Re-abuse me of the "Salmonberry" atom

(A salmonberry, for those unfamiliar, is a clusterfruit – I could have used “blackberry” or “raspberry”, but those are laden with annoying other meanings.)

Recently, I ran across a small blog piece about how we still use Niels Bohr’s solar-system atom model even though it is not really accurate/valid. This got me to thinking once again about the atomic nucleus, which is commonly depicted as a salmonberry: a cluster of hadrons stuck together, probably swirling around amongst each other.

I have my doubts.

Gauge theory is my quantum fetish. I have come to believe that the graphical models we are accustomed to are not accurate but serve the limits of our abilities to visualize and imagine.

I am thinking that things like hadrons and atomic nuclei are not literally smaller discreet things stuck together with strong-force-rubber-bands mediated by gluons or whatever, but that they are themselves singular manifestations of something like a harmonic (as particles typically exhibit wave-like properties).

In other words, an atom is a melody of hadrons, some sort of standing wave interference pattern of the energies (or placquette frustrations) that can be deconstructed into proton and neutron energy patterns, which themselves are standing waves that deconstruct into quarks.

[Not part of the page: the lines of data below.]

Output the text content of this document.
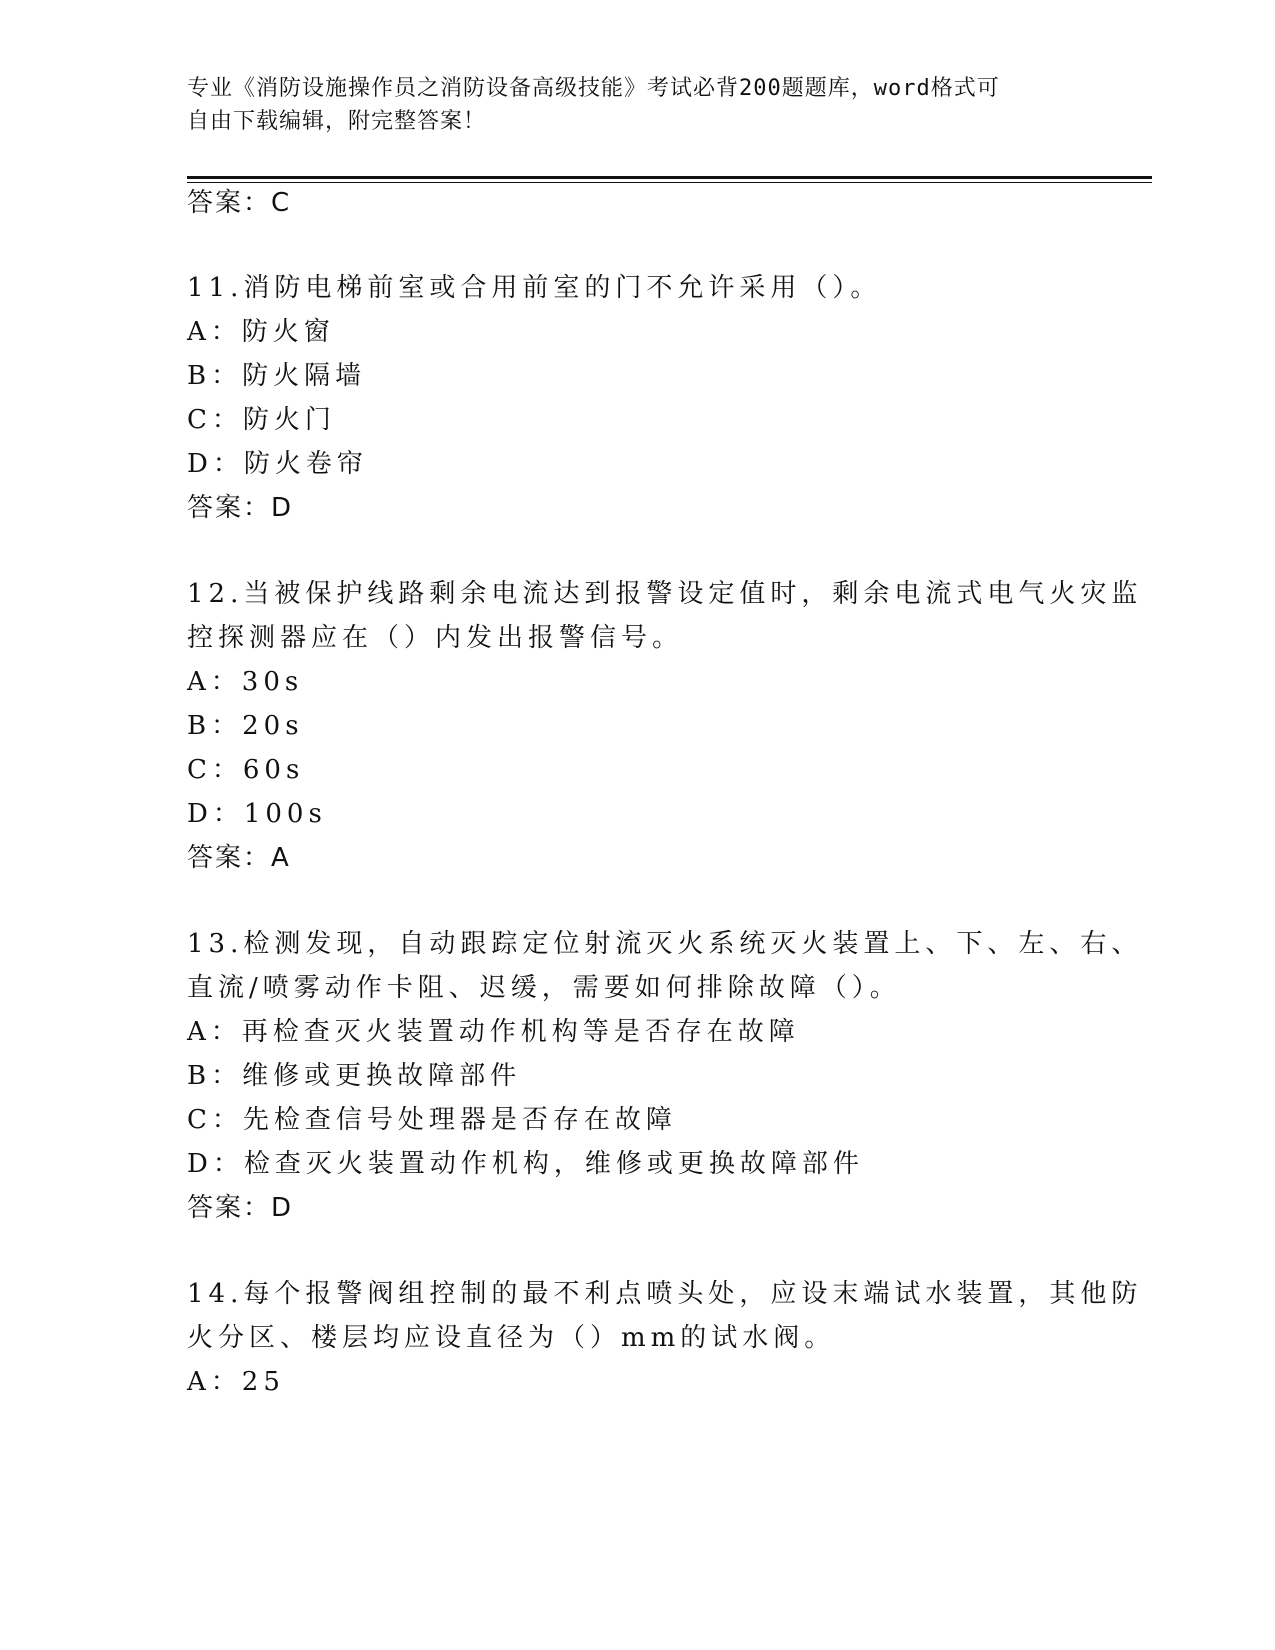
专业《消防设施操作员之消防设备高级技能》考试必背200题题库，word格式可
自由下载编辑，附完整答案！
答案：C
11.消防电梯前室或合用前室的门不允许采用（）。
A：防火窗
B：防火隔墙
C：防火门
D：防火卷帘
答案：D
12.当被保护线路剩余电流达到报警设定值时，剩余电流式电气火灾监
控探测器应在（）内发出报警信号。
A：30s
B：20s
C：60s
D：100s
答案：A
13.检测发现，自动跟踪定位射流灭火系统灭火装置上、下、左、右、
直流/喷雾动作卡阻、迟缓，需要如何排除故障（）。
A：再检查灭火装置动作机构等是否存在故障
B：维修或更换故障部件
C：先检查信号处理器是否存在故障
D：检查灭火装置动作机构，维修或更换故障部件
答案：D
14.每个报警阀组控制的最不利点喷头处，应设末端试水装置，其他防
火分区、楼层均应设直径为（）mm的试水阀。
A：25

After all, quarks are only theoretical, bound energies that were formulated as a means to simplify the “particle zoo”, and we never expect to see them unbound.

So this would mean that an atomic nucleus is a sort of vibrating blob of jelly, and when it is disturbed (or seeks to crap out what it making it naturally unstable), some of its internal waveform ejects and coalesces into a smaller blob (alpha, beta, neutron, whatever). And that fusion amounts to not sticking things onto each other but actually merging their waveform energies into a larger blob.

My question is, where does my silly notion fail? Are particles truly mostly empty space with some tiny dots in there? What is the experimental evidence that demonstrates the aggregate model over the unitary composite?